School health services: Members of the Bay County School Health Advisory Committee are developing a health plan for students in the school district, in collaboration with the district, the Florida Department of Health in Bay County and PanCare. WJHG.
More than a meal: Two Palm Beach County students sent home from school with four government-issued meal kits find that one of them contains matches and chemical-filled, just-add-water heating pouch. The kits are the same ones being distributed to people in the Florida Panhandle whose homes were damaged by Hurricane Michael. Palm Beach Post.

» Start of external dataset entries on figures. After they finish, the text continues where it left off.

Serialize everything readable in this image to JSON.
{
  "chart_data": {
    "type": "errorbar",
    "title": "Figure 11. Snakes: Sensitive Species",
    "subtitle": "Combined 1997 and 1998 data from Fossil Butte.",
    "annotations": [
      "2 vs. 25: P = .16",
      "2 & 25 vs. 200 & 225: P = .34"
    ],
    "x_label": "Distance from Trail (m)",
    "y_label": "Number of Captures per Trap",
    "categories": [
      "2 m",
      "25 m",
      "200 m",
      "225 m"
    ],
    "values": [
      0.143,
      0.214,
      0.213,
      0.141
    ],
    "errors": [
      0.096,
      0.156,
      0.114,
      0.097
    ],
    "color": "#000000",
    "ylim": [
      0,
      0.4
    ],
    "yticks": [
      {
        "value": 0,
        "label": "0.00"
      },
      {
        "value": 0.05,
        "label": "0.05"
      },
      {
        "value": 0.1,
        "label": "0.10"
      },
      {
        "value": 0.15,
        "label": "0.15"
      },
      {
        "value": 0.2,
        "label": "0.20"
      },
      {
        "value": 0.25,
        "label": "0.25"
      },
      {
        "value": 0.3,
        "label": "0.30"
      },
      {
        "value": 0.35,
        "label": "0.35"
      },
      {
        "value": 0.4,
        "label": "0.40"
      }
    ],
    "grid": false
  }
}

Teacher arrested: A Hillsborough County business technology teacher and football coach is arrested and charged with soliciting or engaging in sex with a student. Deputies say Melvin Jenkins, 35, inappropriately touched and solicited a student in class at Spoto High School in Riverview. Tampa Bay Times.
Student arrested: An 18-year-old student at the Henry D. Perry Education Center in Miramar is arrested and accused of making threats against the school on the social media platform Snapchat. WPLG. Miami Herald. Sun Sentinel.
Opinions on schools: Parents should be leading the movement toward school choice. Virginia Walden Ford, redefinED. The appointment of Richard Corcoran as education commissioner smacks of political patronage. If that’s the way Florida is headed, why not return to the pre-2002 days of elected education commissioners? They at least were accountable to voters. TCPalm. If parents really want the best schools for their children, they must be educated consumers who ask questions — and get answers corroborated independently. TCPalm. It’s gratifying to know graduation rates are on the rise. But the truth is, the improvement occurred in spite of Gov. Rick Scott, rather than because of him. St. Augustine Record. The sciences that form the foundation for engineering, meteorology and similar disciplines continued to decline in Florida’s public high schools during the 2017-18 school year. Paul Cottle, Bridge to Tomorrow.
Student enrichment: A satellite designed and build by students from the Weiss School in Palm Beach Gardens is launched into space. The 2.2-pound satellite is carrying extremophile bacteria, and the experiment is to see if the bacteria can survive in space. The satellite was launched from the SpaceX Falcon 9 rocket that went up Dec. 3 from Vandenberg Air Force Base in California. Palm Beach Post. Fourteen schools in Escambia County, seven in Santa Rosa, four in Bay and two in Okaloosa are chosen as Five Star Schools by the Florida Department of Education for incorporating family and community members into the schools. WEAR. Panama City News Herald.